Thanks to these groundbreaking changes to the core gameplay experience the current meta, which has become plagued with overbearing defensive gadgets, should be a thing of the past. This is thanks in part to the fact that Attackers can now choose a new secondary from their arsenal that lets them put these flashing gadgets out of action for the rest of the round. In addition to that, Goyo and Melusi – two extremely popular Operatives in the competitive scene – will receive nerfs to their overpower kits, given that they currently force teams to use a lot of explosives to counter them.

F is for Flores

The first season of Year 6 – which is currently available on test servers – offers players a chance to see the newest operator, Flores. The Argentine agent joins the plentiful ranks of Attackers and is clearly designed to operate as a support for competitive matches. Armed with a claymore or three flashes and wielding a Thatcher AR33, Flores can also use 4 explosive drones. Each of his drones, once deployed, lasts for a limited duration before self-destructing and behave similarly to traditional drones, except that they can’t break at high speed or reverse, but they can destroy defensive gadgets that blind players.

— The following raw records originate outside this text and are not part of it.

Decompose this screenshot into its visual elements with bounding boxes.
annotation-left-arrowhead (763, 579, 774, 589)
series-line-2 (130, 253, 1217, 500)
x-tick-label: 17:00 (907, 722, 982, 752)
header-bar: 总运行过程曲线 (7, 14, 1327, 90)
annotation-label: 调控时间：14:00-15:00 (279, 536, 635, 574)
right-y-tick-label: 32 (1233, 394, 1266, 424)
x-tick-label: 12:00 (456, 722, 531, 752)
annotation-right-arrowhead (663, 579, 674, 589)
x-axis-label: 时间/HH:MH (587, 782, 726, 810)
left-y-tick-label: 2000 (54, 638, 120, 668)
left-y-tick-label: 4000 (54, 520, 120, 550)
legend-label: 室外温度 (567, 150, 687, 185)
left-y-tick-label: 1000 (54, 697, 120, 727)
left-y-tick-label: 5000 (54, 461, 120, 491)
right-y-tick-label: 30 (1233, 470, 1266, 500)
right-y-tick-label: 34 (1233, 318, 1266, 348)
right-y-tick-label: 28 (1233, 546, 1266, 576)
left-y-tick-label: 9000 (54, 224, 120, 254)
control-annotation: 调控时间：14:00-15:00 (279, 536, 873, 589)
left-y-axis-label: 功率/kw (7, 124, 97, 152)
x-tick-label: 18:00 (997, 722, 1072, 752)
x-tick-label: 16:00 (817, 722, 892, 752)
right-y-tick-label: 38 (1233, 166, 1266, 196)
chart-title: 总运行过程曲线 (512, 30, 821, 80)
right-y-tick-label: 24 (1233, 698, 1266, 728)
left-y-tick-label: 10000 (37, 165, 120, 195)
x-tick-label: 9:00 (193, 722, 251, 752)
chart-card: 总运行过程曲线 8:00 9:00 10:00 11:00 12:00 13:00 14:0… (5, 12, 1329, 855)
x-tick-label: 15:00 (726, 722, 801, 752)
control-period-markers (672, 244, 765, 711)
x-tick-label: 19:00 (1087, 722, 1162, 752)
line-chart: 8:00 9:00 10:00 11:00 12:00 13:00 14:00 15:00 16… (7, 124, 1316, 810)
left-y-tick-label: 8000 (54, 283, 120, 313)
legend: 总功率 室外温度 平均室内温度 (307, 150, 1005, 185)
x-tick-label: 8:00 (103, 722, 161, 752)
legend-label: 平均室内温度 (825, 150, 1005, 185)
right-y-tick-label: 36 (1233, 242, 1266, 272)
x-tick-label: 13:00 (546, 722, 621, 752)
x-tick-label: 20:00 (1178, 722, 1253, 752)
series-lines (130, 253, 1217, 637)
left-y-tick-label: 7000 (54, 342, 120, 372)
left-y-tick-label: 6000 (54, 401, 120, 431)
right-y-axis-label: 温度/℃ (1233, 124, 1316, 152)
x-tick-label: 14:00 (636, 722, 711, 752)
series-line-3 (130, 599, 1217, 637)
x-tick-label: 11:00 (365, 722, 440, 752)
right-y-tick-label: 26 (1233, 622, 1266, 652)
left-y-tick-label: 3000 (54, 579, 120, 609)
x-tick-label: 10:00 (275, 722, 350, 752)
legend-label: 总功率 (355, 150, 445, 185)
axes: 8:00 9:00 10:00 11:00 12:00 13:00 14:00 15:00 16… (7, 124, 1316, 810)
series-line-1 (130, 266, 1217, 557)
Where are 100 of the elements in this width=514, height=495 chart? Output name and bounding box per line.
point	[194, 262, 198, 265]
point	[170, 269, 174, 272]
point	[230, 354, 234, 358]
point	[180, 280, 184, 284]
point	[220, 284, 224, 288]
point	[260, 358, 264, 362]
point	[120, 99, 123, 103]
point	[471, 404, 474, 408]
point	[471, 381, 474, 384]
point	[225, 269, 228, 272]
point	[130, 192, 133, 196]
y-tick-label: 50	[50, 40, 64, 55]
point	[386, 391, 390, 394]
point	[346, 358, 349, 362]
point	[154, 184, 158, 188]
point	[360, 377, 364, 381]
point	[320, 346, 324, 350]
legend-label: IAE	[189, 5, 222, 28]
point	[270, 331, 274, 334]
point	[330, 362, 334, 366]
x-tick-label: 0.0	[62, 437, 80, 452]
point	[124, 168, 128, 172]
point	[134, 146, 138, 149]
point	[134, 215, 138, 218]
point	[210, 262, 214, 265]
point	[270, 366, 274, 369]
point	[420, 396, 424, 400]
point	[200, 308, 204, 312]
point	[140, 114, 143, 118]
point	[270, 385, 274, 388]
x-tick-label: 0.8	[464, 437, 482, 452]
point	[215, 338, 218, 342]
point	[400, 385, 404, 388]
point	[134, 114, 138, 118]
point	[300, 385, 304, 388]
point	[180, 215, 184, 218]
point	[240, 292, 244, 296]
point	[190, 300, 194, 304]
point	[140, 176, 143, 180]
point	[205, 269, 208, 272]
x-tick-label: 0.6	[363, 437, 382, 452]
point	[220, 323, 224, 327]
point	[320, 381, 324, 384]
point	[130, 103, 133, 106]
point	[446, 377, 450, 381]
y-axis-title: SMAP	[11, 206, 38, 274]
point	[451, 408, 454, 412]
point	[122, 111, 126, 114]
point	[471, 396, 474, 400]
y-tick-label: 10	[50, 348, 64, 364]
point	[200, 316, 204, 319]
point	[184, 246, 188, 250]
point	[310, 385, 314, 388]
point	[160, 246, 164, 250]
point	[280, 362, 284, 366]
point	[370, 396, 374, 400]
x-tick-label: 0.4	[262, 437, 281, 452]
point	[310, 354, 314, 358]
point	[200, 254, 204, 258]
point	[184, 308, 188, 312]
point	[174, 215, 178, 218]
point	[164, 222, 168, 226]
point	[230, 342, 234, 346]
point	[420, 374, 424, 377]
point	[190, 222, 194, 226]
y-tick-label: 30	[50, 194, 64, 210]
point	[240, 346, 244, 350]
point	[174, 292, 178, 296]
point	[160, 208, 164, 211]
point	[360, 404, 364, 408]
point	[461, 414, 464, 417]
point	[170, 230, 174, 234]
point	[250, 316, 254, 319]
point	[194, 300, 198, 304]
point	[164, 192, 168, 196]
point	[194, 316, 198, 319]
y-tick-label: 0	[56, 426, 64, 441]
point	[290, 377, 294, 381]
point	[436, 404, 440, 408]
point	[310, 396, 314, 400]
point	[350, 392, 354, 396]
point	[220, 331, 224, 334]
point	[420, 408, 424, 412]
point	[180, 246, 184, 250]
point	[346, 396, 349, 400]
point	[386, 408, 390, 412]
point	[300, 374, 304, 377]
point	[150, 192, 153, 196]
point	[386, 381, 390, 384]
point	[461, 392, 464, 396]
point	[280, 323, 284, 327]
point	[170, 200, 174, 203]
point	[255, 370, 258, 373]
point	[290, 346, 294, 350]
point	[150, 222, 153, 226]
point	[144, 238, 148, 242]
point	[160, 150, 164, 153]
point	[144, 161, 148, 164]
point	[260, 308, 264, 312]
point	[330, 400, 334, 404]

Flores’ gadget is weak when moving, so it can be shot by other players or nullified by Mute or Mozzie’s gadgets, though it does retreat into a bulletproof shell when commanded or forced to explode. To summarise: Flores has four gadgets at his disposal that provide him with information, let him destroy other gadgets, and force an enemy to vacate an area. All of this makes him a very useful Operator to have on a team.

Finally, Border had received a complete visual overhaul and map rework, all of which seems very promising. The devs have revisited the map’s lighting, addressed audio bugs, created new rotations, and introduced new areas that provide added tactical and strategic depth. With all these changes, it wouldn’t be a surprise if it were immediately reintroduced to the professional circuit.